Tesco CEO Ken Murphy said his company was in a constant battle with manufacturers to keep prices down. The response of the food industry was that it was facing unprecedented costs, as inflation touches all parts of its businesses.
Mondelez is one food company going for another round of pricing now in Europe. It has completed 60% of its newest pricing negotiations and will know more clearly where it stands in March.
The company is building potential volume disruption from delistings into its outlook. It sees inflation as a bigger concern than temporary disruption with some of its retail partners. We suspect the CEOs of many other food companies will be of a similar mindset.
It is not just the food companies who are saying they need more pricing: we have heard similar messages from home and personal care companies like P&G, as well as from Carlsberg recently. Carlsberg management indicated it could need double-digit pricing in Europe this year.
What might make food CEOs think again is the possibility of another round of price increases accelerating consumer downtrading to private label. While there has been some evidence of this, the percentage price increases that private label manufacturers are putting through recently is now, in some instances, higher than their branded peers.

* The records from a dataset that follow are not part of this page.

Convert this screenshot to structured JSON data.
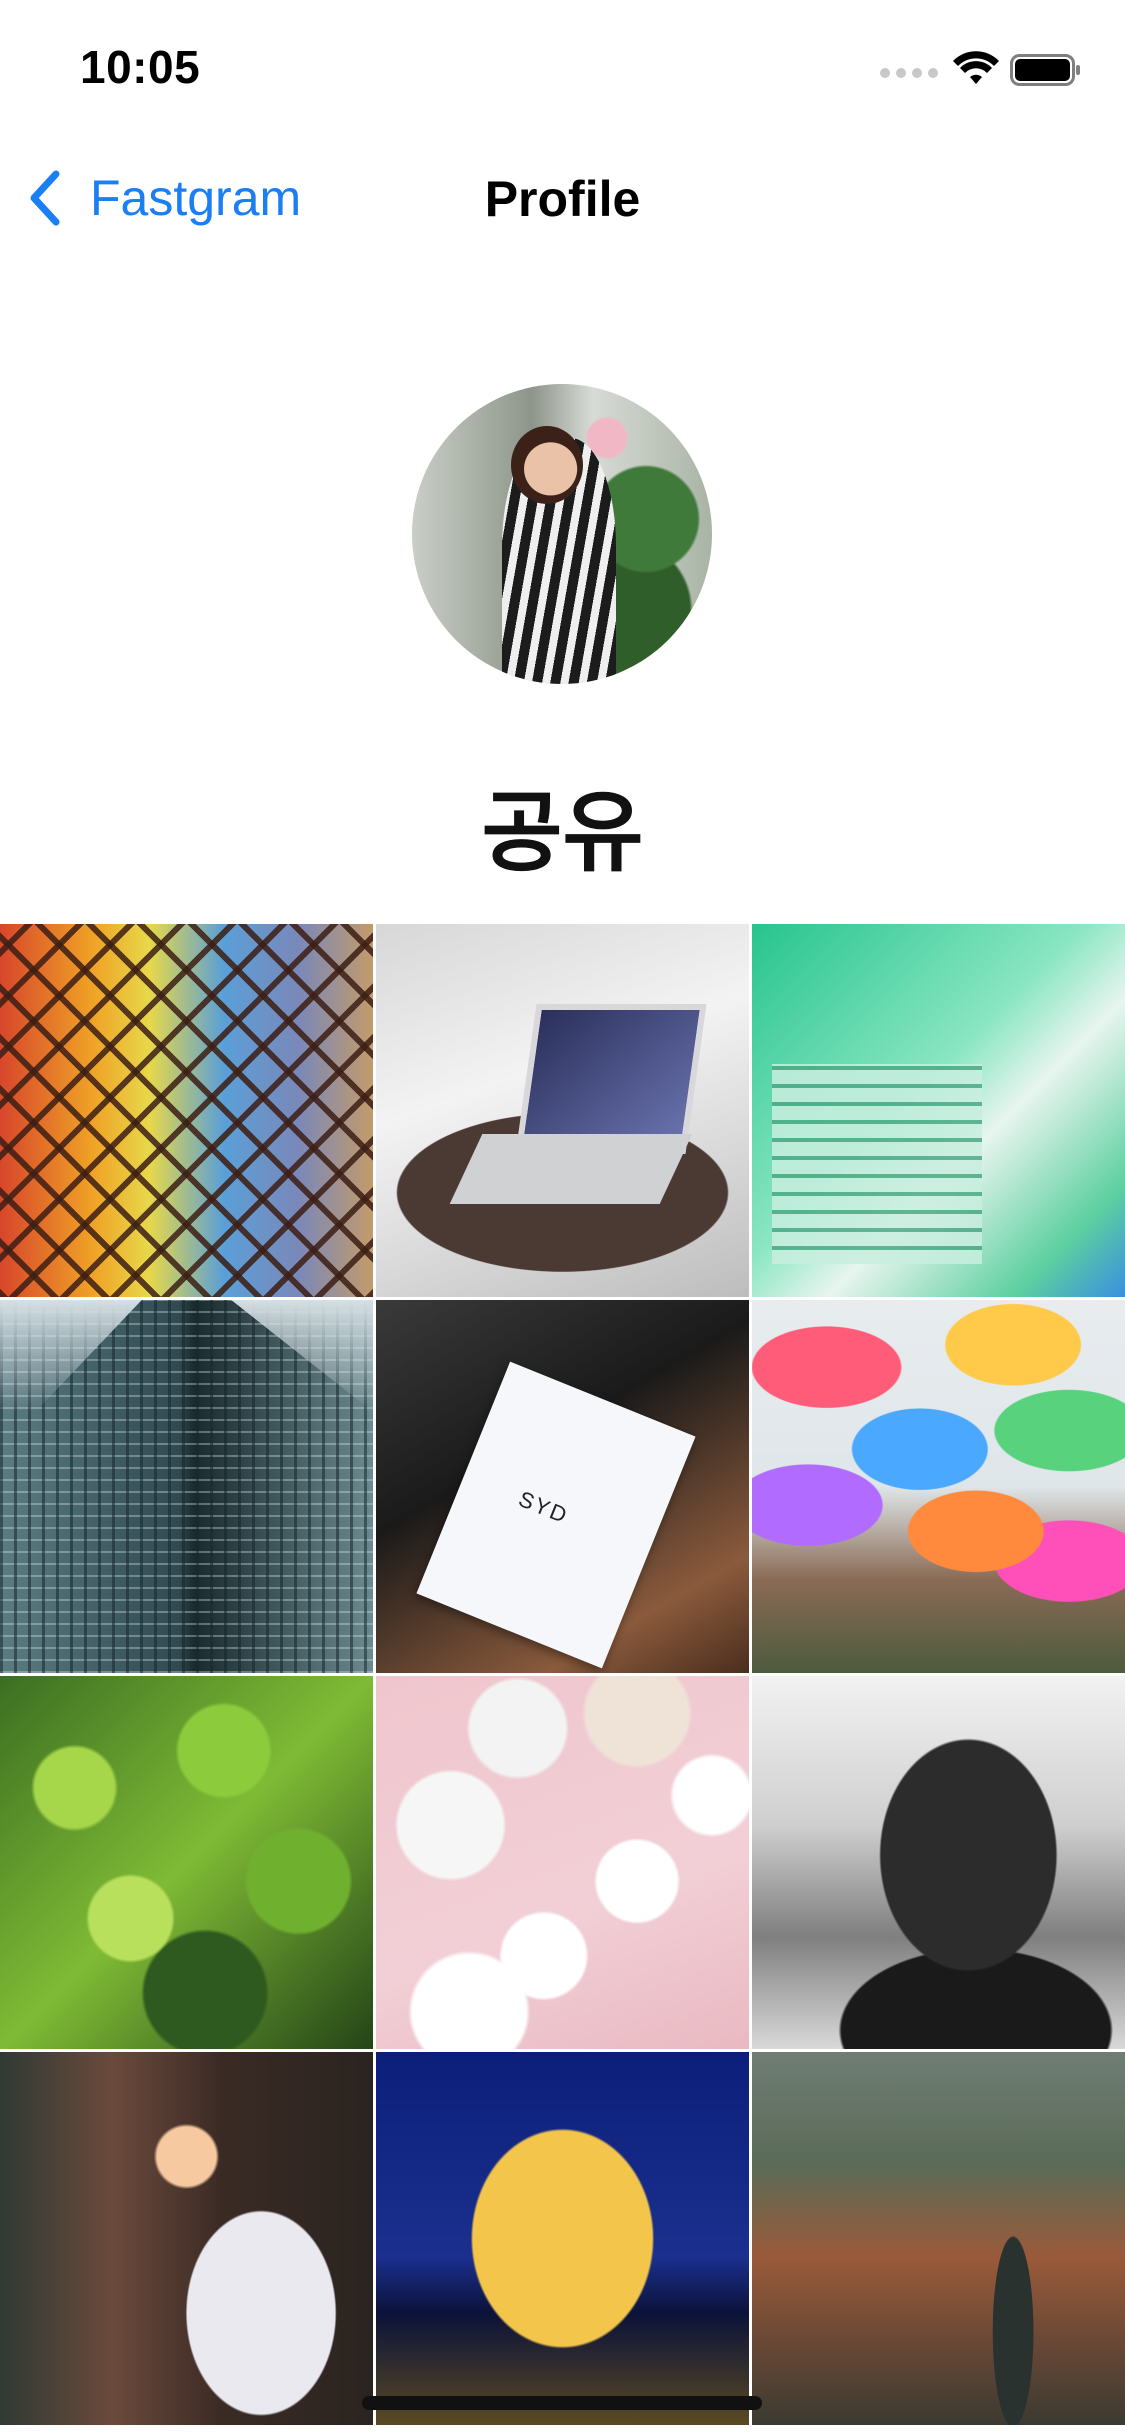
{
  "status_bar": {
    "time": "10:05"
  },
  "nav": {
    "back_label": "Fastgram",
    "title": "Profile"
  },
  "profile": {
    "name": "공유"
  },
  "grid": {
    "photos": [
      {
        "subject": "colorful mosaic tiles"
      },
      {
        "subject": "laptop on round table"
      },
      {
        "subject": "green lab machine"
      },
      {
        "subject": "glass skyscraper"
      },
      {
        "subject": "paper card on table"
      },
      {
        "subject": "hanging umbrellas"
      },
      {
        "subject": "ivy wall"
      },
      {
        "subject": "bowls on pink surface"
      },
      {
        "subject": "black and white portrait"
      },
      {
        "subject": "man working at desk"
      },
      {
        "subject": "illuminated church at night"
      },
      {
        "subject": "statue over old town"
      }
    ],
    "card_text": "SYD"
  },
  "colors": {
    "accent": "#1a7ff5",
    "background": "#ffffff"
  }
}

This is because they were slower to take pricing up at the start of the inflation spike, keen instead to steal market share. Because they have lower gross margins than their branded peers, inflation actually hits their profitability more. They are now being compelled to act or face the prospect, in some cases, of losses.
We do see pricing stepping down in the second half of 2023 as lower commodity costs start to ease P&L pressures. However, we don’t see pricing turning negative overall despite demanding pricing comps.
It is not outside the realms of possibility that European pricing could turn negative at some stage, but we would be surprised if US and emerging market pricing did. Pricing in emerging markets is more sticky in part because organised retail is a small part of the grocery trade in many of these countries, with mom and pop stores – which have much less bargaining power – dominating.
The negative narrative for the sector continues to be that building volume elasticity from elevated prices leads to more consumers trading down, which then sparks irrational promotional activity. This concern is understandable. But equally, history also tells us the lag in pricing moving lower as costs roll over can be just as powerful, in a positive way, as when pricing lags inflation on the way up.
For hard-pressed consumers, none of this really matters. For them, the realisation that food prices are not likely to ease any time soon will be another hammer blow.